Se preparó otro para él, no porque tuviera hambre, sino porque si no ocupaba las manos temía que concluirían lo que ella había comenzado.
– Háblame de tu familia -ella había dejado el pan. Si Hassan no la hubiera contemplado, su voz lo habría engañado-. ¿Amaba tu madre a tu padre?
– Rose…
– Sé que ella no eligió con quién iba a casarse, pero, ¿lo amaba? -alzó la vista y lo sorprendió con la guardia baja mientras la miraba. Hassan apartó los ojos-. ¿Lo conocía? -insistió.
– No.
– ¿Nada? ¿Nunca habían hablado el uno con el otro?
– En una ocasión mi madre me comentó que era el hombre más hermoso que jamás había visto. También tenía el pelo rojo.
– Oh. Entonces, ¿lo había visto?
– Desde luego. Vivía en el palacio. En esa época las mujeres estaban más resguardadas, pero no había nada que no supieran, o vieran. Pregúntaselo a Nadim.
– Lo haré.
– ¿Esto es para tu artículo?
¿Artículo? Durante un momento ella lo había olvidado. Lo escribiría porque se lo había prometido, pero no tenía nada que ver con un artículo sobre el hombre que debería haber sido emir. Lo quería saber para sí misma.
– Quiero llenar huecos de tu entorno. A los editores les gustan esos detalles; y a los lectores les encantan.
– Apuesto que sí.
– No… no en ese sentido. Sencillamente les fascina una vida que ha sido tan distinta de la suya.
– ¿No deberías tener una grabadora? ¿Un cuaderno de notas?
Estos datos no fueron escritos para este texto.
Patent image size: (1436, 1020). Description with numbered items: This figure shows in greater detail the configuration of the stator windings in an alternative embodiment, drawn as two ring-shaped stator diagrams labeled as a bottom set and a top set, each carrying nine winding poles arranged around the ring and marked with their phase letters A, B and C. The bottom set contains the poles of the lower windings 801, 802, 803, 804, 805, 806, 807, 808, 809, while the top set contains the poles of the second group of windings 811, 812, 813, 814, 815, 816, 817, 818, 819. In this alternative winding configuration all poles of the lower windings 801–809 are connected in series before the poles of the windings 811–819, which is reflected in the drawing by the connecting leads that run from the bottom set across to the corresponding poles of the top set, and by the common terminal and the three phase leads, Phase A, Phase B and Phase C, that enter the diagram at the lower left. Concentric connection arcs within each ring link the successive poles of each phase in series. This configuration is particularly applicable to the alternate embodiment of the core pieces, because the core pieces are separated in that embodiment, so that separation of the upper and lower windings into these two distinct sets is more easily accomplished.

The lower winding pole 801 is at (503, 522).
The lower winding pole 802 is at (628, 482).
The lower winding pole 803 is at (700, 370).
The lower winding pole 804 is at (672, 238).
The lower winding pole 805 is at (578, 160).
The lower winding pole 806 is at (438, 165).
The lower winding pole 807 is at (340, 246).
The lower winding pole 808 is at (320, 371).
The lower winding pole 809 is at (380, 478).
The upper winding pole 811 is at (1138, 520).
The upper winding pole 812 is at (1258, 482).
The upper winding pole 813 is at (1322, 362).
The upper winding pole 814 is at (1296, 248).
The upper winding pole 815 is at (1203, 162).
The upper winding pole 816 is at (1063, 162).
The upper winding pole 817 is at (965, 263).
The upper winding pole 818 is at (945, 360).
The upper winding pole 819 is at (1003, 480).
– Por lo general, sí, pero mi bolso se quedó atrás cuando me presentaste tu urgente invitación -se encogió de hombros-. No te preocupes, te enviaré un borrador para que puedas corregir cualquier error. No quisiera escribir nada que la avergüence.
– ¿A quien? -la observó.
– A tu madre.
– Oh, claro. ¿No te gustaría hablar con ella en persona? Si quieres, Nadim lo arreglará.
– ¿Es Nadim quien se encarga de todo en tu familia?
– Mi hermana menor, Leila, se encuentra demasiado ocupada criando a sus hijos, y mi madre se dedica a obras de caridad, tiene una vida social ocupada -se encogió de hombros-. Nadim siempre fue diferente. Exigió que la mandaran a estudiar a Inglaterra y siguió la carrera de medicina en los Estados Unidos.
– ¿Y su padre la dejó ir?
– Su madre, nuestra madre, lo convenció. Había ido con mi padre a Escocia. El había insistido entonces y nada se le negaba… Allí ella vio una vida diferente para las mujeres.
– ¿Una que le habría gustado a ella?
– Tendrás que preguntárselo tú misma. No lo sé. Claro que todo el mundo advirtió a Nadim de que ningún hombre querría casarse con ella en cuanto abandonara la protección del hogar.
– Dudo que estuviera sola -comentó con voz seca.
– No -logró esbozar una sonrisa-. La acompañó un séquito de mujeres protectoras. Y su marido también es médico, con ideas más liberales que la mayoría de los hombres. Incluso la deja trabajar.
– ¿La deja trabajar? ¿La deja trabajar? -intentó imaginar la reacción de su madre ante semejante exhibición de machismo-. Bueno, eso sí que es ser liberal.
– No tuvo mucha elección. Se negó a casarse con él hasta que aceptara. Dirige una clínica para mujeres en la ciudad. No habrá sido incluida en tu recorrido turístico de Ras al Hajar; las necesidades de las mujeres normales jamás figuraron muy alto en la lista de prioridades de Abdullah -le arrojó el resto del almuerzo a los pájaros-. Háblame de tu marido.
– ¿Michael? -quería preguntarle cosas solare Nadim, la clínica, sus propias prioridades, no hablar de sí misma-. ¿Por qué?
– Para llenar tus huecos -le devolvió su respuesta. Estaba interesado en los detalles, en una vida tan distinta de la suya, donde una esposa era una compañera, no una posesión-. Tenemos toda la tarde. Puedes hacerme una pregunta y luego es mi turno. Es justo, ¿no? -tomó su silencio por una afirmación-. Dijiste que criaba caballos.
– Se supone que soy yo quien ha de entrevistarte, Hassan.